Crocodile Dundee Meets The Donald

Wiki Article

Well, folks, get this - ol' Mick Dundee's gone and traded the bush for a whole new kinda adventure. It seems the big wig, The Donald himself, has invited Crocodile Dundee to his luxury retreat. Now, this ain't no ordinary vacation spot. This place is chock-full of alligators - more than you can shake a stick at!

Rumor has it that The Donald's been grooming these prehistoric predators himself, and he wants Mick to teach him a thing or two. Can you imagine, the world famous croc wrangler facing off with The Donald in the middle of his own swampy domain? It's bound to be a barn burner.

Perhaps Mick will even show The Donald how to handle a croc with a pair of trusty knife. Either way, this is one clash of titans that's sure to keep us all on the edge of our seats.

Trump Takes a Bite Out of Alcatraz... With an Alligator?!

It looks like DJT is bringing some serious chaos to the California coast! Sources say that our favorite ex- president was here spotted on Alcatraz Island, and not just for a normal look-see. He was reportedly seen playing with a massive alligator in the middle of the cell blocks! Now, some say it was all a hoax, but others claim they saw him trying to make friends with the scaly creature.

Either way, this is one story that's sure to keep everyone buzzing.

Breaking News: Trump Launches "Swamp Expeditions" - Will He Feed Them To The Press?

In a shocking turn of events that has the internet buzzing, former President Donald Trump has announced a brand new business venture dubbed "Gator Tours." Launching his operation from his luxurious Mar-a-Lago estate, Trump promises an unforgettable nightmare for thrill seekers and political opponents alike. Will these tours involve riding airboats? Will the gators be hungry? Most importantly, will Trump finally make good on his threats to feed members of the press to the beasts? Only time will tell.
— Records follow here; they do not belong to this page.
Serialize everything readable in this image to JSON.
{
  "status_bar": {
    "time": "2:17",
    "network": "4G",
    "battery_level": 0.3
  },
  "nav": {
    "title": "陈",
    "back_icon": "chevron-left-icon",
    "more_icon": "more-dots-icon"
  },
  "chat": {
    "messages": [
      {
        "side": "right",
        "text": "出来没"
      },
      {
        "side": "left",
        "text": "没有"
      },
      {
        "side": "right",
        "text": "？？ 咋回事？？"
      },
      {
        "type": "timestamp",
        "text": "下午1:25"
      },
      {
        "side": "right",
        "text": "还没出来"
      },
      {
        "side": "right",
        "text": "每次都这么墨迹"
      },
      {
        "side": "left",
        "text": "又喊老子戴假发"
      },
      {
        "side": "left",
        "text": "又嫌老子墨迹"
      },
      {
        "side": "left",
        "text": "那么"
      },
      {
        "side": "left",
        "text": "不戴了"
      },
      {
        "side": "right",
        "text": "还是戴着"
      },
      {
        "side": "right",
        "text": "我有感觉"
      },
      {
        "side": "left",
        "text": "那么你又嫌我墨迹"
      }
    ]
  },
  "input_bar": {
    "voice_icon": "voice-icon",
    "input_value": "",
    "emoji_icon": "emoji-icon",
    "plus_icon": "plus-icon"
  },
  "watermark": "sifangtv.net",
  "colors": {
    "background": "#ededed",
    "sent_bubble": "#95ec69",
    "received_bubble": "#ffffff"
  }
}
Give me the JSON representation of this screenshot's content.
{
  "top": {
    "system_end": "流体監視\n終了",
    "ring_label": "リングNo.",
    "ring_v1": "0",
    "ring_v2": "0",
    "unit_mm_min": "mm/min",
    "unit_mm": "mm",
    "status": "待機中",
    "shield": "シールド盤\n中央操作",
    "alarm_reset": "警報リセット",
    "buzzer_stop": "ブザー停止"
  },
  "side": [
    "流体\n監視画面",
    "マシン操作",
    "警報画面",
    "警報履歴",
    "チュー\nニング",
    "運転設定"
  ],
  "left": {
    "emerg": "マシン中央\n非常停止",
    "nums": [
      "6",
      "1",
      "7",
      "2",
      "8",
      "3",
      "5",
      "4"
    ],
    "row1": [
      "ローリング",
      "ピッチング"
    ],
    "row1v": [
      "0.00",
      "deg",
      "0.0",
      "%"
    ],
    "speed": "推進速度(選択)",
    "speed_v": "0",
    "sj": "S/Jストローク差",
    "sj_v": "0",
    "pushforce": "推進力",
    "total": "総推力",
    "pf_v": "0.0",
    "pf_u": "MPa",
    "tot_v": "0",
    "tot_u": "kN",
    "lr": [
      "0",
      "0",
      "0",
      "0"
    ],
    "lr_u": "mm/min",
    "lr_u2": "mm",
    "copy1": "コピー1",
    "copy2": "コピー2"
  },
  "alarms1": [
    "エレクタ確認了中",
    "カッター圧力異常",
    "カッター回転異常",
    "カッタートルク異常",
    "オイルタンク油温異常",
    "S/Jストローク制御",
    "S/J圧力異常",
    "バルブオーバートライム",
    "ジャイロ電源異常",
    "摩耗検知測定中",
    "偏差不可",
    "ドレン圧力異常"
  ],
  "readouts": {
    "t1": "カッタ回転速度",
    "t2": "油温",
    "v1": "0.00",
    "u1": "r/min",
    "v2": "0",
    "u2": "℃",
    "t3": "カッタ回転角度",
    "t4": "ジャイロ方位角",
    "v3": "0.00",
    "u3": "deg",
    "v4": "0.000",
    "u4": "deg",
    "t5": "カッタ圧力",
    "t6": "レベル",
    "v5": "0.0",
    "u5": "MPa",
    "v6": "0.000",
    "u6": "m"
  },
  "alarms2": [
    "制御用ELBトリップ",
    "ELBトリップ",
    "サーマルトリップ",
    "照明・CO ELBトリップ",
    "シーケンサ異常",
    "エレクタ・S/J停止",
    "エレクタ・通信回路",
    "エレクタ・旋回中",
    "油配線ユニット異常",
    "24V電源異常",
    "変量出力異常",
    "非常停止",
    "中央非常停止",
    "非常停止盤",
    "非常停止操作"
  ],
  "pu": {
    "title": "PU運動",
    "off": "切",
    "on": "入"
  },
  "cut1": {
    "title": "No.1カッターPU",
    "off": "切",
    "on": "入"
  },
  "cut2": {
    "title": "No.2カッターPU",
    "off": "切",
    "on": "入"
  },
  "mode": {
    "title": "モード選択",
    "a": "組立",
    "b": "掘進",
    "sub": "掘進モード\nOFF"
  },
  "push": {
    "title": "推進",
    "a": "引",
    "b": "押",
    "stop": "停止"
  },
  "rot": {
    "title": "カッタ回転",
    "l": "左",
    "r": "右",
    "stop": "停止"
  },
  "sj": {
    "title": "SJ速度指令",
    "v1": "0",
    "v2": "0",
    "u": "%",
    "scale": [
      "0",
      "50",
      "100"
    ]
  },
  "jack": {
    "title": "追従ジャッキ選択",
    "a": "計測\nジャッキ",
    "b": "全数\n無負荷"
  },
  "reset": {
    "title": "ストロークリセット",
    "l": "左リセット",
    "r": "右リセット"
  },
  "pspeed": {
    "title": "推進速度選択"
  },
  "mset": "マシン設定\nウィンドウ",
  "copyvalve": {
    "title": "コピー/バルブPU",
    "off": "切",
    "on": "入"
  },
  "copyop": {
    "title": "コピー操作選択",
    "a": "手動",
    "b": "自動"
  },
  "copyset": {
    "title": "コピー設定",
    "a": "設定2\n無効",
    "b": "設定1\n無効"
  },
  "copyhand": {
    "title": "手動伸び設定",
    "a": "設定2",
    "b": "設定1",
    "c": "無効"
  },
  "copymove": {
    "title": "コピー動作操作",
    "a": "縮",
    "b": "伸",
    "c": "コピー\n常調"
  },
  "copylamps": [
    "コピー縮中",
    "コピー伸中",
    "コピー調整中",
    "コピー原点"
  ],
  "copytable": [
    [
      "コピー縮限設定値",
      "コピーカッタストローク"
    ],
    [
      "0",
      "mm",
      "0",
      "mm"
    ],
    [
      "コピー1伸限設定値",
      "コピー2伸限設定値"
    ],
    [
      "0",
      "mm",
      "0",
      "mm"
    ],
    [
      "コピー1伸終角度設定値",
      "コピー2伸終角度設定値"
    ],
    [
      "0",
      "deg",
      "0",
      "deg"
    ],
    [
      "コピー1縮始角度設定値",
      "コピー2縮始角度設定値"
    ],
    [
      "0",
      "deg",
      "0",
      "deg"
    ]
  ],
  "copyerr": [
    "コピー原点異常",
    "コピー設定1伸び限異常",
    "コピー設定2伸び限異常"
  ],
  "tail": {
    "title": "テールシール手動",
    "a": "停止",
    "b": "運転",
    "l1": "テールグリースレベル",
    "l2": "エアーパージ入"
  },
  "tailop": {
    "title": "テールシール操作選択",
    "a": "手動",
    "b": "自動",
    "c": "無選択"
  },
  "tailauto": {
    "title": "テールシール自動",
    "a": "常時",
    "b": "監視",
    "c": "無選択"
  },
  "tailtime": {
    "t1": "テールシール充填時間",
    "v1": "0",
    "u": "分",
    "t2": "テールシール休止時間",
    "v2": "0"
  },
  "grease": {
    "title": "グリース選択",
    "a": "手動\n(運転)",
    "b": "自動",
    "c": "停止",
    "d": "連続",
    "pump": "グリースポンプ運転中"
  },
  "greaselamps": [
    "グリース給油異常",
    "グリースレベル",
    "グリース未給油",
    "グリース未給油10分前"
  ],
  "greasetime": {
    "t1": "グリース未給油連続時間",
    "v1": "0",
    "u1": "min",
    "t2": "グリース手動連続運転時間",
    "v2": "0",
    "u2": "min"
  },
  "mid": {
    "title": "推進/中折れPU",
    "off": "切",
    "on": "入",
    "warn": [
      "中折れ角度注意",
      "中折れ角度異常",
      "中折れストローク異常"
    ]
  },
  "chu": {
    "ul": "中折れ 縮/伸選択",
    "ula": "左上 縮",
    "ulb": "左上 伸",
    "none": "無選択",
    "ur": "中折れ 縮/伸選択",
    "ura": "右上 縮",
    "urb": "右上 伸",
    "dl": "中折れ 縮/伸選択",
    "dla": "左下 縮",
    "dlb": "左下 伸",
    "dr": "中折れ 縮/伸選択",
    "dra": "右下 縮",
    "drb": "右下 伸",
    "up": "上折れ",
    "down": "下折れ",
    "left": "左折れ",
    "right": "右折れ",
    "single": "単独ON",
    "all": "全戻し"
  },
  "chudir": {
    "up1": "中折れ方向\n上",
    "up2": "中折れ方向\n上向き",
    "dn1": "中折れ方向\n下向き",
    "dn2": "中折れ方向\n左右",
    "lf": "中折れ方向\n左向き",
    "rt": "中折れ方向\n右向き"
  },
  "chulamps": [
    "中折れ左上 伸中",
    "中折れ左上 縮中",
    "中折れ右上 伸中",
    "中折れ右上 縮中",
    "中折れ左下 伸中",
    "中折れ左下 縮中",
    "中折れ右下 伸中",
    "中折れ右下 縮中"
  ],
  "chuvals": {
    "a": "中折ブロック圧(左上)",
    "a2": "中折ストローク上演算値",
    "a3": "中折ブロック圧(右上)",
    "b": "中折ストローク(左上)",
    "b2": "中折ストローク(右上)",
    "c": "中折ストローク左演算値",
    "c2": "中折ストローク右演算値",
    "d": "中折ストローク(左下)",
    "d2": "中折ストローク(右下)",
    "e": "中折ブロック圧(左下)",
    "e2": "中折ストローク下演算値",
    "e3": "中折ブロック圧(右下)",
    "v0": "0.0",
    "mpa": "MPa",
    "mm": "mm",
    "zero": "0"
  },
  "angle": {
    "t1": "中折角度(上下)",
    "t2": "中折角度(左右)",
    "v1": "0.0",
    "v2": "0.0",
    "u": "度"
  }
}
Trump's campaign has remained tight-lipped about the details, fueling speculation and fear in equal measure. One thing is certain: this story is far from over.

Is This The Next Trump Reality Show?

The muck is getting riled with the rumors that Donald Trump's next big venture might be a reality show set at Alcatraz. Can you imagine The Donald swaggering around the notorious prison, giving orders to a cast of eccentrics?

It seems like pure madness, but with Trump's history of making the unexpected, it's not entirely far-fetched.

Here's what we suspect:

* The show would be called something like "{Trump Tower: Alcatraz|President Behind Bars.

* Trump would likely play himself and handpick a cast of social media stars.

* The show would probably feature fights between the inmates, along with Trump's interjections.

Whether or not it's actually happening, the idea is undeniably enough to make you think.

The Swamp is Real: Weirdest Trump News Yet Involves Gaters and Gold

Things just got wilder than a pack of rabid swamp monkeys. The latest rumor/scandal/controversy swirling around former President Trump is straight out of a B-movie, folks. We're talking about alligators/crocodiles/gatoroids and mountains/heaps/tons of shiny/blingy/golden treasure/loot/swag. Apparently, some sleazy/corrupt/ shady characters were caught trying to smuggle/transport/ship a bunch of gold bars/coins/bullion out of the swamp/Everglades/Louisiana bayou. And wouldn't you know it, there was a whole lot of crocodile/gator/reptilian activity in the area. Is this some kind of conspiracy/cover-up/plot? Are we talking about ancient curses/hidden civilizations/lost artifacts? Only one thing is for sure: this story is stranger than fiction and you won't believe what happens next!

Trump's New Pet Project: An Alligator Island Fit For A King (Or At Least A Former President)

Well folks, looks like Our Favorite Billionaire is at it again! This time, he's not tweeting about the election or purchasing another golf course. Nope, this is something special. Sources say Trump has his sights set on a brand new project: an alligator island, a haven for these toothy creatures. Imagine it: hundreds of alligators sunning in the Florida sunshine, all under the watchful eye of their new overlord. Some folks are saying it's just another bizarre Trump scheme, while others believe he's genuinely interested in conservation. Either way, one thing's for sure: this is going to be one wild ride.